Cancers (Basel). 2024 Jul 18;16(14):2578. doi: 10.3390/cancers16142578.
: Differentiating pediatric posterior fossa (PF) tumors such as medulloblastoma (MB), ependymoma (EP), and pilocytic astrocytoma (PA) remains relevant, because of important treatment and prognostic implications. Diffusion kurtosis imaging (DKI) has not yet been investigated for discrimination of pediatric PF tumors. Estimating diffusion values from whole-tumor-based (VOI) segmentations may improve diffusion measurement repeatability compared to conventional region-of-interest (ROI) approaches. Our purpose was to compare repeatability between ROI and VOI DKI-derived diffusion measurements and assess DKI accuracy in discriminating among pediatric PF tumors. : We retrospectively analyzed 34 children (M, F, mean age 7.48 years) with PF tumors who underwent preoperative examination on a 3 Tesla magnet, including DKI. For each patient, two neuroradiologists independently segmented the whole solid tumor, the ROI of the area of maximum tumor diameter, and a small 5 mm ROI. The automated analysis pipeline included inter-observer variability, statistical, and machine learning (ML) analyses. We evaluated inter-observer variability with coefficient of variation (COV) and Bland-Altman plots. We estimated DKI metrics accuracy in discriminating among tumor histology with MANOVA analysis. In order to account for class imbalances, we applied SMOTE to balance the dataset. Finally, we performed a Random Forest (RF) machine learning classification analysis based on all DKI metrics from the SMOTE dataset by partitioning 70/30 the training and testing cohort. : Tumor histology included medulloblastoma (15), pilocytic astrocytoma (14), and ependymoma (5). VOI-based measurements presented lower variability than ROI-based measurements across all DKI metrics and were used for the analysis. DKI-derived metrics could accurately discriminate between tumor subtypes (Pillai's trace: < 0.001). SMOTE generated 11 synthetic observations (10 EP and 1 PA), resulting in a balanced dataset with 45 instances (34 original and 11 synthetic). ML analysis yielded an accuracy of 0.928, which correctly predicted all but one lesion in the testing set. : VOI-based measurements presented improved repeatability compared to ROI-based measurements across all diffusion metrics. An ML classification algorithm resulted accurate in discriminating PF tumors on a SMOTE-generated dataset. ML techniques based on DKI-derived metrics are useful for the discrimination of pediatric PF tumors.
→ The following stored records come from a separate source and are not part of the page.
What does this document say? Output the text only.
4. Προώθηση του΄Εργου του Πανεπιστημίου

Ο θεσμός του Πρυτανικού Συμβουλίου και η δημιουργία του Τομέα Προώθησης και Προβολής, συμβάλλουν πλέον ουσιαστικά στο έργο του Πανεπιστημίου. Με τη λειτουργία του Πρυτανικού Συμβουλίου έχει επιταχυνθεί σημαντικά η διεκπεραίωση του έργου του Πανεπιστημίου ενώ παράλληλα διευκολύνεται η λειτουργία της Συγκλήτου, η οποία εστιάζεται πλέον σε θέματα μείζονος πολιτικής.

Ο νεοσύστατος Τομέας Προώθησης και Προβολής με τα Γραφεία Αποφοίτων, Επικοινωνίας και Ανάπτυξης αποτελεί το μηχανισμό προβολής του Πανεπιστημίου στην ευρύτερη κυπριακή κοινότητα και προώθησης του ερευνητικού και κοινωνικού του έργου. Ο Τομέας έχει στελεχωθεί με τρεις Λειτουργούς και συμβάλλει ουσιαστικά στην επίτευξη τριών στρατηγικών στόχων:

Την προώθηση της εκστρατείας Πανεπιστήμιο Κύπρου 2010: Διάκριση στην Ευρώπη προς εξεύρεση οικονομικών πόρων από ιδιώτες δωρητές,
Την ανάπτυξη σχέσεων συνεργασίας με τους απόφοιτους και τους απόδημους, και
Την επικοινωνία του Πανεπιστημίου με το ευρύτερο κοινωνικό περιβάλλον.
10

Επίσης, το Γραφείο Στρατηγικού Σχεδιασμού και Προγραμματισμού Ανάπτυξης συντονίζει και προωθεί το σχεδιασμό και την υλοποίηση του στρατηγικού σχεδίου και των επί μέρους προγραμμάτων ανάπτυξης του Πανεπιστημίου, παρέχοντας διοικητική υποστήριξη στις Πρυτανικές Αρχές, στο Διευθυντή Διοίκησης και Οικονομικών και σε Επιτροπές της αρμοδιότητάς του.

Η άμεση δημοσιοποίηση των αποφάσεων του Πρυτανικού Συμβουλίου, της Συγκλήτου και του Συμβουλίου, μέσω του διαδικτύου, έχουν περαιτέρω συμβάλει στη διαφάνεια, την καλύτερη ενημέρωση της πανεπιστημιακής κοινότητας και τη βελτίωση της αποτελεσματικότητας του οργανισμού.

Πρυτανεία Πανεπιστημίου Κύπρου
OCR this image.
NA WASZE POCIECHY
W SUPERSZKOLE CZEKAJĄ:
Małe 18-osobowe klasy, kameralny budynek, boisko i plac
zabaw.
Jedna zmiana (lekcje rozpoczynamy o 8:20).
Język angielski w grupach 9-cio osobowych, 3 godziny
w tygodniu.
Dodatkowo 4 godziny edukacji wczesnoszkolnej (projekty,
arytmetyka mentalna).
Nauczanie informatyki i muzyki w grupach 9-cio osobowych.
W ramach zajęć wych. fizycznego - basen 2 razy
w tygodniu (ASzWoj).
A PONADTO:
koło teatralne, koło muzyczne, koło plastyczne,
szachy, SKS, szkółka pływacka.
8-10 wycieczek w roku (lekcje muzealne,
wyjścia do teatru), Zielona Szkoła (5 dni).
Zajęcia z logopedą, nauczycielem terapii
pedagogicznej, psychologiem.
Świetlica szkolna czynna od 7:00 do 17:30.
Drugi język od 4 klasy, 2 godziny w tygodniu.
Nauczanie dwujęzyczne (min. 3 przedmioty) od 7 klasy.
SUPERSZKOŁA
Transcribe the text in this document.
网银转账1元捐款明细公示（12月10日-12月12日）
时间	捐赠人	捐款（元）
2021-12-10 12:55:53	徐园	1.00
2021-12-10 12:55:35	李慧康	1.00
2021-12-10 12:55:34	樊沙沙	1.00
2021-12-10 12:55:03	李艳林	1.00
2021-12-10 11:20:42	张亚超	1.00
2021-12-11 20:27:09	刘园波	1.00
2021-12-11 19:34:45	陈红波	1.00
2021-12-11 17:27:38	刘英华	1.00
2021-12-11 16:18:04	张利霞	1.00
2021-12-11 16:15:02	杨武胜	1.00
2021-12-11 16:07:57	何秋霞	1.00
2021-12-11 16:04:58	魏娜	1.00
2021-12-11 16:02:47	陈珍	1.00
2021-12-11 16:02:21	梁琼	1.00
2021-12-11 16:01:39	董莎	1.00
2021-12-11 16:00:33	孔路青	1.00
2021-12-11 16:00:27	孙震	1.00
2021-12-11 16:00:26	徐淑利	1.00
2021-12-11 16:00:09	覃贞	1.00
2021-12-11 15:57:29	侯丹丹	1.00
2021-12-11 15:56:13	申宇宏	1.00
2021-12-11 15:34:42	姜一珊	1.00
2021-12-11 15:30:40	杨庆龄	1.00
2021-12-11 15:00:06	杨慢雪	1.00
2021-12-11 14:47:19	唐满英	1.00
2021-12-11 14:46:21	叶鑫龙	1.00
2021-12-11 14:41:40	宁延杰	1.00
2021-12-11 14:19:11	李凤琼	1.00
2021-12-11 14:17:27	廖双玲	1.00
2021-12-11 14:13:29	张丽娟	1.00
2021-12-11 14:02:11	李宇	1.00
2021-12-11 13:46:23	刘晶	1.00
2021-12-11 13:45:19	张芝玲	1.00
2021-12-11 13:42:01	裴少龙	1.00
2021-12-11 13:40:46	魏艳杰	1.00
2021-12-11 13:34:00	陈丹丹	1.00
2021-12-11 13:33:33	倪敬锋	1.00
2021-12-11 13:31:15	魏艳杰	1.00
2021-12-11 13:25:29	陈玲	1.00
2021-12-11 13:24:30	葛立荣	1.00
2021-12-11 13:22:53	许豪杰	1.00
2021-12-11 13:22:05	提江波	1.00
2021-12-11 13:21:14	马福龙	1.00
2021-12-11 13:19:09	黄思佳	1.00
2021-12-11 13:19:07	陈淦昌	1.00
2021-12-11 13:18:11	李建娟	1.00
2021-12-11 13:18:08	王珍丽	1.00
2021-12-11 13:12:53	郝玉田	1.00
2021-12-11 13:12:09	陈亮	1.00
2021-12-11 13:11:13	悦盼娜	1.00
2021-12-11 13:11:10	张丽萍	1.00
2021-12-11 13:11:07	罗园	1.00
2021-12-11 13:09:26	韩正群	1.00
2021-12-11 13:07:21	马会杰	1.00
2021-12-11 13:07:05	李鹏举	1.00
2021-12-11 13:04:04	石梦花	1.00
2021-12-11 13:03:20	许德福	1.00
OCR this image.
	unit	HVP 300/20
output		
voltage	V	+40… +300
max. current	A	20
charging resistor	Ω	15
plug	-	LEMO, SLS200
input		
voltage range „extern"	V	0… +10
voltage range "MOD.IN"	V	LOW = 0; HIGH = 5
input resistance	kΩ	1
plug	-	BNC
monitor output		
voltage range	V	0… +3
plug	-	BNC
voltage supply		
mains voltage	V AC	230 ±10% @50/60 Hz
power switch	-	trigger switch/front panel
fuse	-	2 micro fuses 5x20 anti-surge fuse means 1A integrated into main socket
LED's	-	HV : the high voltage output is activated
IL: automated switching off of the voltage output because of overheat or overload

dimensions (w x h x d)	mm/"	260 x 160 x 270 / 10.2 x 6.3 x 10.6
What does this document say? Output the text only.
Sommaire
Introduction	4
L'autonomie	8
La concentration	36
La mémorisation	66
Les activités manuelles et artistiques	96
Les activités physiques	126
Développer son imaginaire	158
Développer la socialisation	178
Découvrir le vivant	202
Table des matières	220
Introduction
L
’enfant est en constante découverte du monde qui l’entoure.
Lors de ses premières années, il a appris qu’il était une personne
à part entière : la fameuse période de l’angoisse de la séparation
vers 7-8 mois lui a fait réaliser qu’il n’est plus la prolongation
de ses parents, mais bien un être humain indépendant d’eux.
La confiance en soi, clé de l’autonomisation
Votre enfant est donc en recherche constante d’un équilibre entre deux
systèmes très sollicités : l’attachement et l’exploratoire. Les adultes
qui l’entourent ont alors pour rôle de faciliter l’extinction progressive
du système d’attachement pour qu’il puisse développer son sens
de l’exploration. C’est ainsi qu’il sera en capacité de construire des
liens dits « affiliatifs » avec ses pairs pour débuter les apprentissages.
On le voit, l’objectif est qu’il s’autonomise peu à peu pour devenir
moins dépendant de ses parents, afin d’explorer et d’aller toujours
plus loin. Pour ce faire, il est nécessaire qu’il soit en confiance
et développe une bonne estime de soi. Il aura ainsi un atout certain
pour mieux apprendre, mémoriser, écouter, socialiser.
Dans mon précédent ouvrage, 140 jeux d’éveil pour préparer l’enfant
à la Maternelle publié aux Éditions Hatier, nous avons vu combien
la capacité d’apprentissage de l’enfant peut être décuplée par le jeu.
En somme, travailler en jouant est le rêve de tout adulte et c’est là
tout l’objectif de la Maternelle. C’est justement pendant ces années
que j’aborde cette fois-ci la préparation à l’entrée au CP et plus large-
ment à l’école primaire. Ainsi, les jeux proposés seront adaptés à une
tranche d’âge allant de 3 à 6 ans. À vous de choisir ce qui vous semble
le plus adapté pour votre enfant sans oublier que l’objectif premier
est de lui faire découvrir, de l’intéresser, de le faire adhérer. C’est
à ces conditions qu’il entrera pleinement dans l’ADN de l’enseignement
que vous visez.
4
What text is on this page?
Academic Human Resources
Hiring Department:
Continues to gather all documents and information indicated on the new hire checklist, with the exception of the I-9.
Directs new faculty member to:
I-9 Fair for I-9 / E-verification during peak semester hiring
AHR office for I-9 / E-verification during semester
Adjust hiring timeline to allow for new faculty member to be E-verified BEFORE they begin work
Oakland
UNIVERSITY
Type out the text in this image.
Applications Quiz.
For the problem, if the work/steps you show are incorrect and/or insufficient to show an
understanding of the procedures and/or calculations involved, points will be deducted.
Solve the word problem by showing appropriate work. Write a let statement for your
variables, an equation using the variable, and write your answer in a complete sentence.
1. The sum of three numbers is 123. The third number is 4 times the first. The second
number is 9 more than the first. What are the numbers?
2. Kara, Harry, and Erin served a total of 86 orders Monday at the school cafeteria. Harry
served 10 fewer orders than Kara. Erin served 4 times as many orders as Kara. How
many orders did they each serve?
鉴别小儿后颅窝(PF)肿瘤,如髓母细胞瘤(MB)、室管膜瘤(EP)和毛细胞星形细胞瘤(PA)仍然具有重要意义,因为这对治疗和预后有重要影响。扩散峰度成像(DKI)尚未用于鉴别小儿PF肿瘤。与传统的感兴趣区(ROI)方法相比,从基于全肿瘤的(VOI)分割中估计扩散值可能会提高扩散测量的可重复性。我们的目的是比较ROI和VOI DKI衍生的扩散测量之间的可重复性,并评估DKI在鉴别小儿PF肿瘤中的准确性。我们回顾性分析了34例患有PF肿瘤的儿童(男、女,平均年龄7.48岁),他们在3特斯拉磁体上进行了术前检查,包括DKI。对于每位患者,两名神经放射科医生独立分割整个实体肿瘤、肿瘤最大直径区域的ROI以及一个5毫米的小ROI。自动分析流程包括观察者间变异性、统计和机器学习(ML)分析。我们用变异系数(COV)和布兰德-奥特曼图评估观察者间变异性。我们用多变量方差分析估计DKI指标在鉴别肿瘤组织学方面的准确性。为了考虑类别不平衡,我们应用SMOTE来平衡数据集。最后,我们基于SMOTE数据集的所有DKI指标进行随机森林(RF)机器学习分类分析,将训练和测试队列按70/30划分。肿瘤组织学包括髓母细胞瘤(15例)、毛细胞星形细胞瘤(14例)和室管膜瘤(5例)。在所有DKI指标上,基于VOI的测量比基于ROI的测量表现出更低的变异性,并用于分析。DKI衍生指标能够准确区分肿瘤亚型(皮莱迹:<0.001)。SMOTE生成了11个合成观察值(10例EP和1例PA),得到了一个包含45个实例的平衡数据集(34个原始实例和11个合成实例)。ML分析的准确率为0.928,在测试集中除一个病变外正确预测了所有病变。与基于ROI的测量相比,基于VOI的测量在所有扩散指标上表现出更好的可重复性。一种ML分类算法在SMOTE生成的数据集上能够准确鉴别PF肿瘤。基于DKI衍生指标的ML技术有助于鉴别小儿PF肿瘤。